See also T237467: Invariant failed: Bad UTF-8 (full string verification) which was tracked down to a bug in the current commafy implementation that produced corrupt UTF-8 sequences.

One thing to consider is to have consistent formatting both in PHP and JavaScript. For this we actually need generic formatters in both languages, for which we can pass the actual format string (defined in CLDR or specified locally in MediaWiki).

Possibly we could just create a very thin action API to do the formatting in any 'unusual' cases, which would avoid having duplicate code and potential drift between them. If structured correctly, the AJAX query/responses should be very cache-able.

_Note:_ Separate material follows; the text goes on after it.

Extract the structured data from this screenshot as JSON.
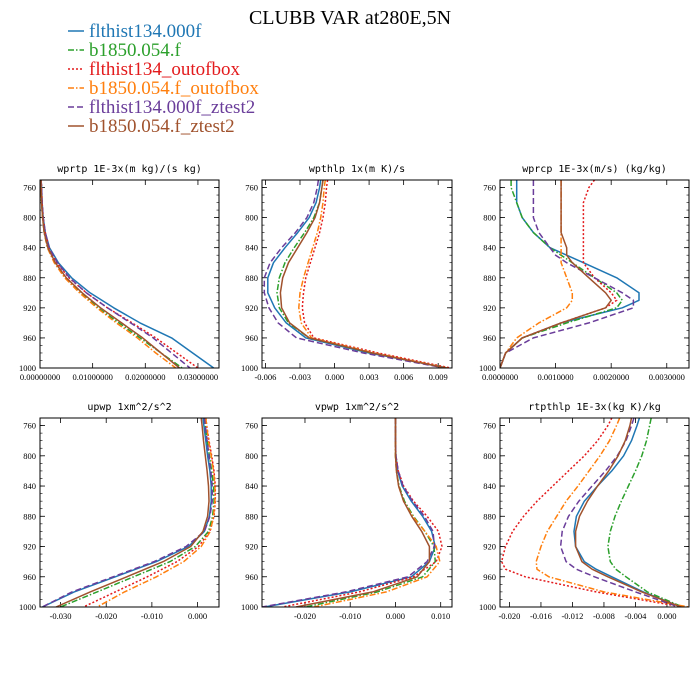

cscott added a comment.Sep 9 2020, 1:57 AM

Interesting issues discovered during T237467 is that commafy/formatNum have been used to apply to arbitrary strings, not just numeric strings, and there's a decent amount of sloppiness wrt whether the string it applies to is in latin digits or native digits/separators. This is a side-effect of there being no difference between them in us/euro wikis, presumably, so most people "don't worry" about whether they are using formatNum correctly. Anyway, the cleanups to formatNum/commafy for T237467 are tightening the interfaces which will hopefully make this task easier as well.

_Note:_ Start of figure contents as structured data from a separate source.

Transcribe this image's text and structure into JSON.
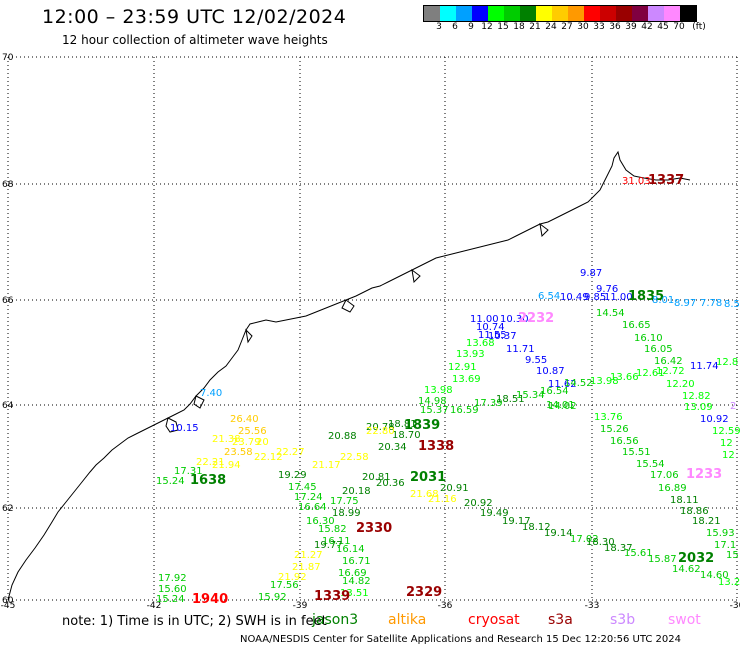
{
  "title": "12:00 – 23:59 UTC 12/02/2024",
  "subtitle": "12 hour collection of altimeter wave heights",
  "colorbar": {
    "unit": "(ft)",
    "colors": [
      "#7f7f7f",
      "#00ffff",
      "#00a0ff",
      "#0000ff",
      "#00ff00",
      "#00cc00",
      "#008000",
      "#ffff00",
      "#ffcc00",
      "#ff9900",
      "#ff0000",
      "#cc0000",
      "#990000",
      "#800040",
      "#cc88ff",
      "#ff88ff",
      "#000000"
    ],
    "labels": [
      "3",
      "6",
      "9",
      "12",
      "15",
      "18",
      "21",
      "24",
      "27",
      "30",
      "33",
      "36",
      "39",
      "42",
      "45",
      "70"
    ]
  },
  "axes": {
    "lat_labels": [
      "70",
      "68",
      "66",
      "64",
      "62",
      "60"
    ],
    "lon_labels": [
      "-45",
      "-42",
      "-39",
      "-36",
      "-33",
      "-30"
    ]
  },
  "observations": [
    {
      "t": "31.03",
      "c": "#ff0000"
    },
    {
      "t": "1337",
      "c": "#990000"
    },
    {
      "t": "9.87",
      "c": "#0000ff"
    },
    {
      "t": "9.76",
      "c": "#0000ff"
    },
    {
      "t": "6.54",
      "c": "#00a0ff"
    },
    {
      "t": "10.49",
      "c": "#0000ff"
    },
    {
      "t": "9.85",
      "c": "#0000ff"
    },
    {
      "t": "11.00",
      "c": "#0000ff"
    },
    {
      "t": "1835",
      "c": "#008000"
    },
    {
      "t": "8.01",
      "c": "#00a0ff"
    },
    {
      "t": "8.97",
      "c": "#00a0ff"
    },
    {
      "t": "7.78",
      "c": "#00a0ff"
    },
    {
      "t": "8.5",
      "c": "#00a0ff"
    },
    {
      "t": "14.54",
      "c": "#00cc00"
    },
    {
      "t": "16.65",
      "c": "#00cc00"
    },
    {
      "t": "16.10",
      "c": "#00cc00"
    },
    {
      "t": "16.05",
      "c": "#00cc00"
    },
    {
      "t": "16.42",
      "c": "#00cc00"
    },
    {
      "t": "11.74",
      "c": "#0000ff"
    },
    {
      "t": "12.8",
      "c": "#00ff00"
    },
    {
      "t": "11.00",
      "c": "#0000ff"
    },
    {
      "t": "10.30",
      "c": "#0000ff"
    },
    {
      "t": "2232",
      "c": "#ff88ff"
    },
    {
      "t": "10.74",
      "c": "#0000ff"
    },
    {
      "t": "11.55",
      "c": "#0000ff"
    },
    {
      "t": "10.37",
      "c": "#0000ff"
    },
    {
      "t": "13.68",
      "c": "#00ff00"
    },
    {
      "t": "13.93",
      "c": "#00ff00"
    },
    {
      "t": "11.71",
      "c": "#0000ff"
    },
    {
      "t": "9.55",
      "c": "#0000ff"
    },
    {
      "t": "12.91",
      "c": "#00ff00"
    },
    {
      "t": "10.87",
      "c": "#0000ff"
    },
    {
      "t": "13.69",
      "c": "#00ff00"
    },
    {
      "t": "11.62",
      "c": "#0000ff"
    },
    {
      "t": "13.98",
      "c": "#00ff00"
    },
    {
      "t": "14.98",
      "c": "#00cc00"
    },
    {
      "t": "15.37",
      "c": "#00cc00"
    },
    {
      "t": "16.59",
      "c": "#00cc00"
    },
    {
      "t": "17.39",
      "c": "#00cc00"
    },
    {
      "t": "18.51",
      "c": "#008000"
    },
    {
      "t": "15.34",
      "c": "#00cc00"
    },
    {
      "t": "16.54",
      "c": "#00cc00"
    },
    {
      "t": "14.02",
      "c": "#00cc00"
    },
    {
      "t": "14.52",
      "c": "#00cc00"
    },
    {
      "t": "13.98",
      "c": "#00ff00"
    },
    {
      "t": "13.66",
      "c": "#00ff00"
    },
    {
      "t": "12.61",
      "c": "#00ff00"
    },
    {
      "t": "12.72",
      "c": "#00ff00"
    },
    {
      "t": "12.20",
      "c": "#00ff00"
    },
    {
      "t": "12.82",
      "c": "#00ff00"
    },
    {
      "t": "13.09",
      "c": "#00ff00"
    },
    {
      "t": "2",
      "c": "#cc88ff"
    },
    {
      "t": "14.01",
      "c": "#00cc00"
    },
    {
      "t": "10.92",
      "c": "#0000ff"
    },
    {
      "t": "12.59",
      "c": "#00ff00"
    },
    {
      "t": "12",
      "c": "#00ff00"
    },
    {
      "t": "12",
      "c": "#00ff00"
    },
    {
      "t": "7.40",
      "c": "#00a0ff"
    },
    {
      "t": "10.15",
      "c": "#0000ff"
    },
    {
      "t": "26.40",
      "c": "#ffcc00"
    },
    {
      "t": "25.56",
      "c": "#ffcc00"
    },
    {
      "t": "21.38",
      "c": "#ffff00"
    },
    {
      "t": "23.79",
      "c": "#ffff00"
    },
    {
      "t": "20",
      "c": "#ffff00"
    },
    {
      "t": "23.58",
      "c": "#ffcc00"
    },
    {
      "t": "21.94",
      "c": "#ffff00"
    },
    {
      "t": "22.21",
      "c": "#ffff00"
    },
    {
      "t": "17.31",
      "c": "#00cc00"
    },
    {
      "t": "15.24",
      "c": "#00cc00"
    },
    {
      "t": "1638",
      "c": "#008000"
    },
    {
      "t": "22.27",
      "c": "#ffff00"
    },
    {
      "t": "22.12",
      "c": "#ffff00"
    },
    {
      "t": "20.88",
      "c": "#008000"
    },
    {
      "t": "20.78",
      "c": "#008000"
    },
    {
      "t": "18.81",
      "c": "#008000"
    },
    {
      "t": "1839",
      "c": "#008000"
    },
    {
      "t": "18.70",
      "c": "#008000"
    },
    {
      "t": "20.34",
      "c": "#008000"
    },
    {
      "t": "1338",
      "c": "#990000"
    },
    {
      "t": "20.81",
      "c": "#008000"
    },
    {
      "t": "2031",
      "c": "#008000"
    },
    {
      "t": "20.36",
      "c": "#008000"
    },
    {
      "t": "20.18",
      "c": "#008000"
    },
    {
      "t": "22.80",
      "c": "#ffff00"
    },
    {
      "t": "22.58",
      "c": "#ffff00"
    },
    {
      "t": "21.17",
      "c": "#ffff00"
    },
    {
      "t": "19.29",
      "c": "#008000"
    },
    {
      "t": "17.45",
      "c": "#00cc00"
    },
    {
      "t": "17.24",
      "c": "#00cc00"
    },
    {
      "t": "17.75",
      "c": "#00cc00"
    },
    {
      "t": "18.99",
      "c": "#008000"
    },
    {
      "t": "16.64",
      "c": "#00cc00"
    },
    {
      "t": "16.30",
      "c": "#00cc00"
    },
    {
      "t": "15.82",
      "c": "#00cc00"
    },
    {
      "t": "2330",
      "c": "#990000"
    },
    {
      "t": "16.11",
      "c": "#00cc00"
    },
    {
      "t": "19.77",
      "c": "#008000"
    },
    {
      "t": "16.14",
      "c": "#00cc00"
    },
    {
      "t": "16.71",
      "c": "#00cc00"
    },
    {
      "t": "16.69",
      "c": "#00cc00"
    },
    {
      "t": "14.82",
      "c": "#00cc00"
    },
    {
      "t": "13.51",
      "c": "#00ff00"
    },
    {
      "t": "2329",
      "c": "#990000"
    },
    {
      "t": "21.27",
      "c": "#ffff00"
    },
    {
      "t": "21.87",
      "c": "#ffff00"
    },
    {
      "t": "21.92",
      "c": "#ffff00"
    },
    {
      "t": "17.56",
      "c": "#00cc00"
    },
    {
      "t": "15.92",
      "c": "#00cc00"
    },
    {
      "t": "1339",
      "c": "#990000"
    },
    {
      "t": "20.91",
      "c": "#008000"
    },
    {
      "t": "20.92",
      "c": "#008000"
    },
    {
      "t": "21.68",
      "c": "#ffff00"
    },
    {
      "t": "21.16",
      "c": "#ffff00"
    },
    {
      "t": "19.49",
      "c": "#008000"
    },
    {
      "t": "19.17",
      "c": "#008000"
    },
    {
      "t": "18.12",
      "c": "#008000"
    },
    {
      "t": "19.14",
      "c": "#008000"
    },
    {
      "t": "17.02",
      "c": "#00cc00"
    },
    {
      "t": "18.30",
      "c": "#008000"
    },
    {
      "t": "18.37",
      "c": "#008000"
    },
    {
      "t": "15.61",
      "c": "#00cc00"
    },
    {
      "t": "15.87",
      "c": "#00cc00"
    },
    {
      "t": "2032",
      "c": "#008000"
    },
    {
      "t": "14.62",
      "c": "#00cc00"
    },
    {
      "t": "14.60",
      "c": "#00cc00"
    },
    {
      "t": "13.22",
      "c": "#00ff00"
    },
    {
      "t": "13.76",
      "c": "#00ff00"
    },
    {
      "t": "15.26",
      "c": "#00cc00"
    },
    {
      "t": "16.56",
      "c": "#00cc00"
    },
    {
      "t": "15.51",
      "c": "#00cc00"
    },
    {
      "t": "15.54",
      "c": "#00cc00"
    },
    {
      "t": "17.06",
      "c": "#00cc00"
    },
    {
      "t": "1233",
      "c": "#ff88ff"
    },
    {
      "t": "16.89",
      "c": "#00cc00"
    },
    {
      "t": "18.11",
      "c": "#008000"
    },
    {
      "t": "18.86",
      "c": "#008000"
    },
    {
      "t": "18.21",
      "c": "#008000"
    },
    {
      "t": "15.93",
      "c": "#00cc00"
    },
    {
      "t": "17.1",
      "c": "#00cc00"
    },
    {
      "t": "15",
      "c": "#00cc00"
    },
    {
      "t": "17.92",
      "c": "#00cc00"
    },
    {
      "t": "15.60",
      "c": "#00cc00"
    },
    {
      "t": "15.24",
      "c": "#00cc00"
    },
    {
      "t": "1940",
      "c": "#ff0000"
    }
  ],
  "footer": {
    "note": "note:  1) Time is in UTC;  2) SWH is in feet",
    "legend": [
      {
        "label": "jason3",
        "color": "#008000"
      },
      {
        "label": "altika",
        "color": "#ff9900"
      },
      {
        "label": "cryosat",
        "color": "#ff0000"
      },
      {
        "label": "s3a",
        "color": "#990000"
      },
      {
        "label": "s3b",
        "color": "#cc88ff"
      },
      {
        "label": "swot",
        "color": "#ff88ff"
      }
    ],
    "credit": "NOAA/NESDIS Center for Satellite Applications and Research    15 Dec 12:20:56 UTC 2024"
  }
}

Change 384006 merged by jenkins-bot:
[mediawiki/core@master] Update formatNum implementation to match tr35 and latest CLDR

https://gerrit.wikimedia.org/r/384006

cscott closed this task as Resolved.Oct 23 2020, 1:48 AM
cscott claimed this task.

Using NumberFormatter seems to cause a loss of precision in numbers that MediaWiki could previously format accurately:

> echo $wgLang->formatNum( '9999999999999999999' ) . PHP_EOL;
9,999,999,999,999,999,999 # 1.35
10,000,000,000,000,000,000 # master
> echo $wgLang->formatNum( '3.1415926535897932384626433832795028841971693993751058209749445923078164062862089986280348253421170679821480865132823066470938' ) . PHP_EOL;
3.1415926535897932384626433832795028841971693993751058209749445923078164062862089986280348253421170679821480865132823066470938 # 1.35
3.1415926535897930000000000000000000000000000000000000000000000000000000000000000000000000000000000000000000000000000000000000 # master

This seems to be the cause of T268456: Value stored and value displayed are different for large numbers.